E, infine, La guerra dei mondi. Cosa c’è di meno umano di un popolo di alieni decisi a conquistare, grazie alla loro tecnologia superiore, il mondo che noi esigiamo come nostro. Niente. Infatti, giocando la sua mano di tarocchi (mentre raccontava anche di ciclisti che potevano visitare il mondo e di meravigliosi visitatori alati), Wells lascia cadere quest’ultima carta. I tripodi che invadono il pianeta e che sembrano indistruttibili vengono fermati da un nemico invisibile. L’atmosfera terrestre, con i suoi batteri e i suoi virus, si rivela letale per gli invasori e quelli, nonostante la loro tecnologia così evoluta, non lo avevano mica capito. L’ingenuità della fantascienza tardo ottocentesca ci faceva ridere. Fino all’anno scorso. Adesso sappiamo che un invasore che considera il pianeta legittimamente suo, e si sente autorizzato a distruggerlo grazie alla tecnologia che lo rende superiore agli altri abitanti del medesimo luogo, può essere messo in ginocchio, senza troppa fatica, da un virus che, pur non avendo nulla di umano, fa di tutto per sopravvivere. E se avesse importanza, se ne fregherebbe dell’idea umana di intelligenza.

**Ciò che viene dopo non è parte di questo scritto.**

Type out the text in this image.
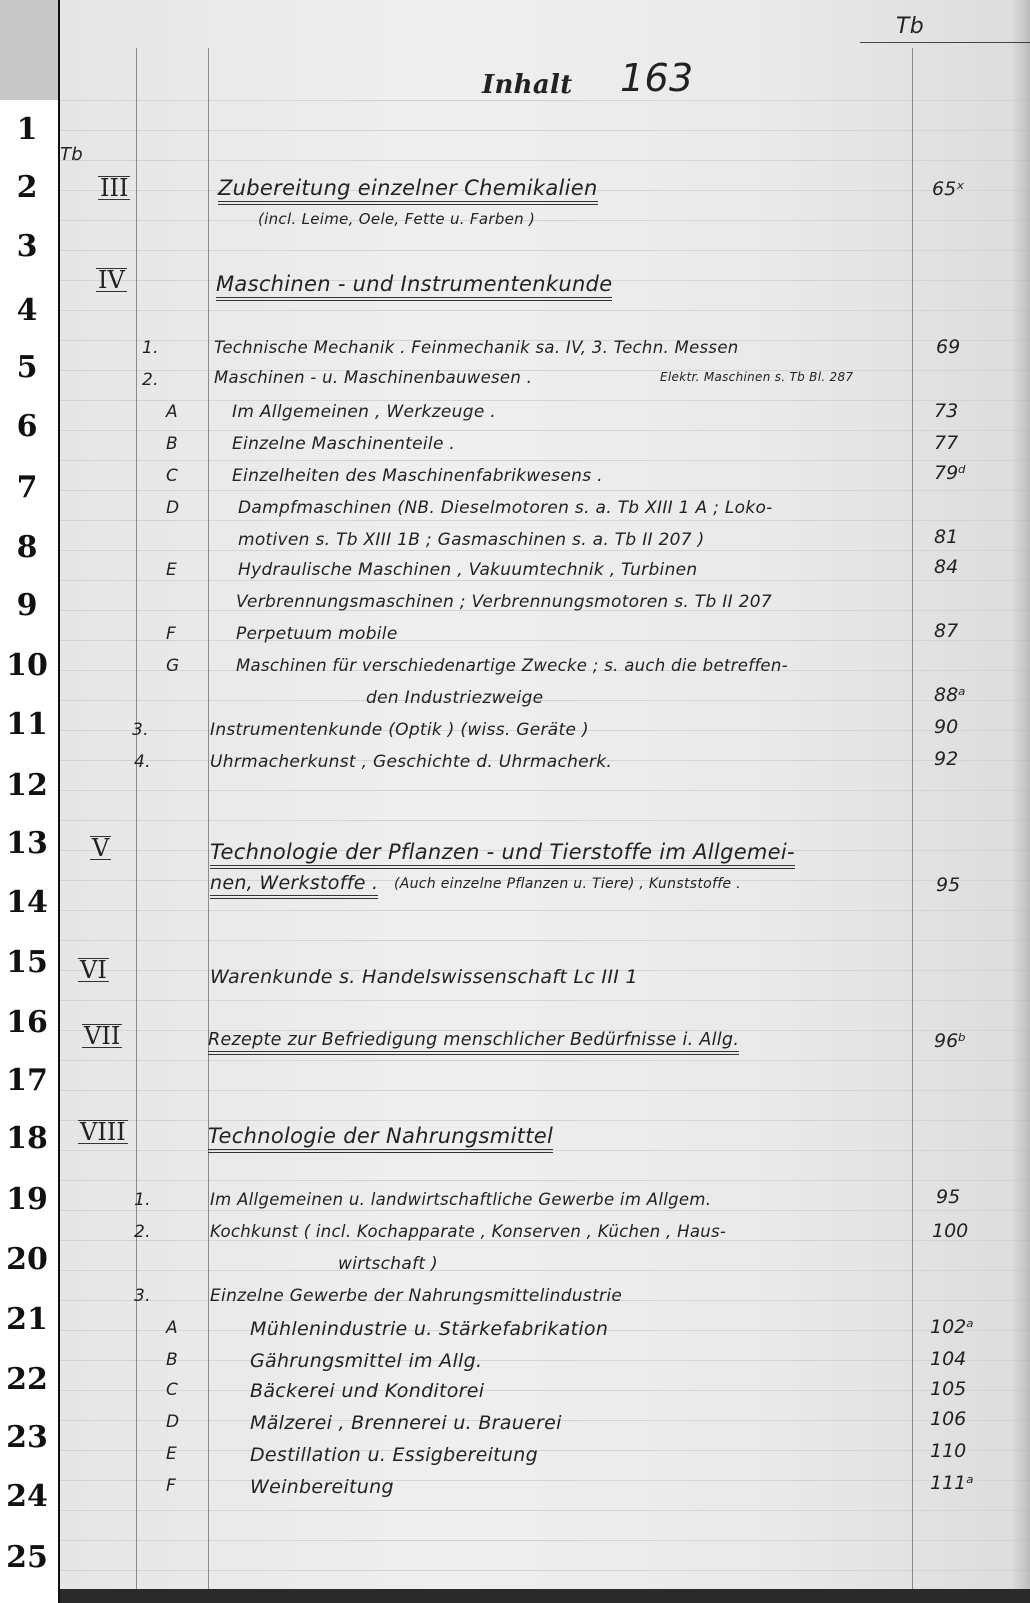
1
2
3
4
5
6
7
8
9
10
11
12
13
14
15
16
17
18
19
20
21
22
23
24
25
Tb
Inhalt 163
Tb
III	Zubereitung einzelner Chemikalien	65ˣ
(incl. Leime, Oele, Fette u. Farben )
IV	Maschinen - und Instrumentenkunde
1.	Technische Mechanik . Feinmechanik sa. IV, 3. Techn. Messen	69
2.	Maschinen - u. Maschinenbauwesen .	Elektr. Maschinen s. Tb Bl. 287
A	Im Allgemeinen , Werkzeuge .	73
B	Einzelne Maschinenteile .	77
C	Einzelheiten des Maschinenfabrikwesens .	79ᵈ
D	Dampfmaschinen (NB. Dieselmotoren s. a. Tb XIII 1 A ; Loko-
motiven s. Tb XIII 1B ; Gasmaschinen s. a. Tb II 207 )	81
E	Hydraulische Maschinen , Vakuumtechnik , Turbinen	84
Verbrennungsmaschinen ; Verbrennungsmotoren s. Tb II 207
F	Perpetuum mobile	87
G	Maschinen für verschiedenartige Zwecke ; s. auch die betreffen-
den Industriezweige	88ᵃ
3.	Instrumentenkunde (Optik ) (wiss. Geräte )	90
4.	Uhrmacherkunst , Geschichte d. Uhrmacherk.	92
V	Technologie der Pflanzen - und Tierstoffe im Allgemei-
nen, Werkstoffe . (Auch einzelne Pflanzen u. Tiere) , Kunststoffe .	95
VI	Warenkunde s. Handelswissenschaft Lc III 1
VII	Rezepte zur Befriedigung menschlicher Bedürfnisse i. Allg.	96ᵇ
VIII	Technologie der Nahrungsmittel
1.	Im Allgemeinen u. landwirtschaftliche Gewerbe im Allgem.	95
2.	Kochkunst ( incl. Kochapparate , Konserven , Küchen , Haus-	100
wirtschaft )
3.	Einzelne Gewerbe der Nahrungsmittelindustrie
A	Mühlenindustrie u. Stärkefabrikation	102ᵃ
B	Gährungsmittel im Allg.	104
C	Bäckerei und Konditorei	105
D	Mälzerei , Brennerei u. Brauerei	106
E	Destillation u. Essigbereitung	110
F	Weinbereitung	111ᵃ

Un anello dedicato a “diventare disumani” può svilupparsi e avvilupparsi per l’eternità. Abbiamo deciso di semplificarlo e lo abbiamo limitato a:
- Stephen King, Danse macabre, Frassinelli 2019.
- Herbert George Wells, La macchina del tempo.
- Herbert George Wells, L’isola del dottor Moreau.
- Herbert George Wells, L’uomo invisibile.
- Herbert George Wells, La guerra dei mondi.
- I quattro romanzi di Wells sono raccolti, con I primi uomini sulla luna, in La fantascienza di H.G, Wells, Mondadori, 2018.
C’è un cocktail che si chiama proprio H.G.Wells. Noi non lo abbiam ancora provato. Tre parti di Bourbon, una parte di Vermouth e una spruzzata di Pastis. Il tutto servito con abbondante ghiaccio. Con tristezza abbiamo scoperto che non esiste alcuna relazione tra lo scrittore cui abbiamo dedicato l’anello e il beverone che porta il suo nome. Ma se ne bevi abbastanza è probabile che quando ti svegli racconti storie strane sul futuro dell’umanità.